WI: Charles De Gaulle is killed during the battle of Dinant in August of 1914

At the start of WW1 Charles De Gaulle was shot in the knee at the Battle of Dinant, what if instead of simply being injured, he was killed during the early stages of the First World War?
 

Driftless

Donor
How would DeGaulle's loss alter interwar thinking on the use of tanks, particularly by the French? I know he was supposed to be a significant theorist, but how much of his thought got put into action and applied in the Battle of France?
 
How would DeGaulle's loss alter interwar thinking on the use of tanks, particularly by the French? ... but how much of his thought got put into action and applied in the Battle of France?

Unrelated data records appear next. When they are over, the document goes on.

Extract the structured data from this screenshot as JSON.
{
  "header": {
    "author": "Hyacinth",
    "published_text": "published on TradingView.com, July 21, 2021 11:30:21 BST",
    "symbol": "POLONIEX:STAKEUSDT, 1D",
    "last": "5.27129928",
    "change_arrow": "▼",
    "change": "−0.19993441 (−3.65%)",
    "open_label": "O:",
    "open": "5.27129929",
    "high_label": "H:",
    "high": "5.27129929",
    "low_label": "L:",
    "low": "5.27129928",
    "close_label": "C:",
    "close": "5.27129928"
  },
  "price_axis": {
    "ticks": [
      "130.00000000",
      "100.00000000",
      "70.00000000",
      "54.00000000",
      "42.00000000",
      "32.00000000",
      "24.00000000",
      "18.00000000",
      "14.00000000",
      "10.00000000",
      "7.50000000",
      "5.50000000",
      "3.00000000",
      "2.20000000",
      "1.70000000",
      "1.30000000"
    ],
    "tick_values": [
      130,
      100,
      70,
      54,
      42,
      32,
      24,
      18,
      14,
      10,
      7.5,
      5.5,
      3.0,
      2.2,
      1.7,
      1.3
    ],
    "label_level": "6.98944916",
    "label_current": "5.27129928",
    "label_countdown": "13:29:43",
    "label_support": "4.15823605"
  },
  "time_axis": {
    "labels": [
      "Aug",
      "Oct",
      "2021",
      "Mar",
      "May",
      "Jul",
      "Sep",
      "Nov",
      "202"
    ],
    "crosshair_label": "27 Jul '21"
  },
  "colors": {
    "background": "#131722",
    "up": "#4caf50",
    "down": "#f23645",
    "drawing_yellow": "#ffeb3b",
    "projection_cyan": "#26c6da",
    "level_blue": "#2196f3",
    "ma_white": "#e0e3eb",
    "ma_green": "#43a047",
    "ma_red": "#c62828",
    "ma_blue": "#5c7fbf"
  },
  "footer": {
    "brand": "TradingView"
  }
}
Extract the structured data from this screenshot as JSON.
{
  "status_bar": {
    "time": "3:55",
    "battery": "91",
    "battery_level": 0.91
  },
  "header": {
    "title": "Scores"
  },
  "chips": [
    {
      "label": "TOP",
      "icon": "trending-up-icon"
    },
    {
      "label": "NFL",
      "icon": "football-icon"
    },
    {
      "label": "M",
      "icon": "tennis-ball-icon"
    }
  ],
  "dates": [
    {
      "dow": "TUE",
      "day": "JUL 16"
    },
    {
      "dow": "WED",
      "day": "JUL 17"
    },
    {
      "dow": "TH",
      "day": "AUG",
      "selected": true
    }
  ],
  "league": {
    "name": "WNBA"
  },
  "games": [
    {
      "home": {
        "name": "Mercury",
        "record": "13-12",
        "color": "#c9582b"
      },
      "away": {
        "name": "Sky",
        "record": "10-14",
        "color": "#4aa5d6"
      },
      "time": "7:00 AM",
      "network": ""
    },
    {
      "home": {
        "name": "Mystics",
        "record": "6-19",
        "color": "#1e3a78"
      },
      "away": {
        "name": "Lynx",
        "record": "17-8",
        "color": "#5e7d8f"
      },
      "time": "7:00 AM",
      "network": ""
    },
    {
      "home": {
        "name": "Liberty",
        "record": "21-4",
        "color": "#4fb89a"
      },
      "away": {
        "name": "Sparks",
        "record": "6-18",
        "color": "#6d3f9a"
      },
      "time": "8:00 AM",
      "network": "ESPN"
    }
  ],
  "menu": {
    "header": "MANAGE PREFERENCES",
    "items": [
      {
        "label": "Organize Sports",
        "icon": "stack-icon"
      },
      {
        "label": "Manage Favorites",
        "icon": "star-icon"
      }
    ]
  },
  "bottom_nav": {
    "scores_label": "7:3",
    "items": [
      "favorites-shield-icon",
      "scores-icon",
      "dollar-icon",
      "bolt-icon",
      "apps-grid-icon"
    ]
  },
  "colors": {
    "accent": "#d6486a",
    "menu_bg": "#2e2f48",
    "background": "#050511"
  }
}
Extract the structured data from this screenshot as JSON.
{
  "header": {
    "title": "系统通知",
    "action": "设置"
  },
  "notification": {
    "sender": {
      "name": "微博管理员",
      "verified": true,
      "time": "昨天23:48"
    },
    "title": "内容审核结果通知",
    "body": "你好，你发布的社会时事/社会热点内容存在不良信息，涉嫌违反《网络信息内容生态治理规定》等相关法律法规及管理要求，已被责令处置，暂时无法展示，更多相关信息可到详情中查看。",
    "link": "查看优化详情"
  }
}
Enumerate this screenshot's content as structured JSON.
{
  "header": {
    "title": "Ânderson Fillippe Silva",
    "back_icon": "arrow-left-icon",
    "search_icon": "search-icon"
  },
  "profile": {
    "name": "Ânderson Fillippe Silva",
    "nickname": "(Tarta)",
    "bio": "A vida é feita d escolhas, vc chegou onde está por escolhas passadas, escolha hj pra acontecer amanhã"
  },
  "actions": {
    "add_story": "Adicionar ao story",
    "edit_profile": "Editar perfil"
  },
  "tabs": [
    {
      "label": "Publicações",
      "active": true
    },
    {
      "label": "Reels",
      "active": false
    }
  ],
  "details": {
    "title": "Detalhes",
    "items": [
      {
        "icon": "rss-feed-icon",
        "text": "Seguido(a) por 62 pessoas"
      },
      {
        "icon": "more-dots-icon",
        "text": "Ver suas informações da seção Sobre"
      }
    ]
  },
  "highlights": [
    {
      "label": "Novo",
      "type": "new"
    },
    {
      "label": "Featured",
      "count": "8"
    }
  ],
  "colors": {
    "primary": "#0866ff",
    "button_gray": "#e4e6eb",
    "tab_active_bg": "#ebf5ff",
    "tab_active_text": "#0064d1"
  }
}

Next to none. There were quite a few others. DeGaulle is famous due to the book he published interwar. His thinking was a variation among many of how France should organize armored forces. Were he dead someone else's book might be known, someone else would command the 4thDCR in May 1940. Someone else would command the free French. The real difference might be post war. DeGaulles stamp on French politics and international relations was a bit more unique. Giraud, Darlan, or whomever as the senior French leader in 1945 starts off the post war politics in a different direction.
 

Driftless

Donor
There appears to be a Mohs Hardness Scale analog on this site of animosity for bumping off 20th Century leaders: Hitler, Stalin, McArthur, Mussolini, Churchill, TR, DeGaulle, Monty, Mao, Chang, FDR. You could argue about the relative level of animosity for each.
 
Georges Catroux may eventually step forward, but he wouldn't have the force of character that de Gaulle had. I doubt that anyone but de Gaulle could've carried France through WWII and kept her position as a great power intact. Remember, FDR wanted France to be governed as conquered territory. He even planned for France to be carved up. If France survives the war, then it would be a France 'without greatness'; dishonoured, without a place at the peace table and with little say in global politics. God knows about the colonies.

As much as some people accuse him of being arrogant, aloof and self-centered, Charles de Gaulle really was the 'child of destiny'.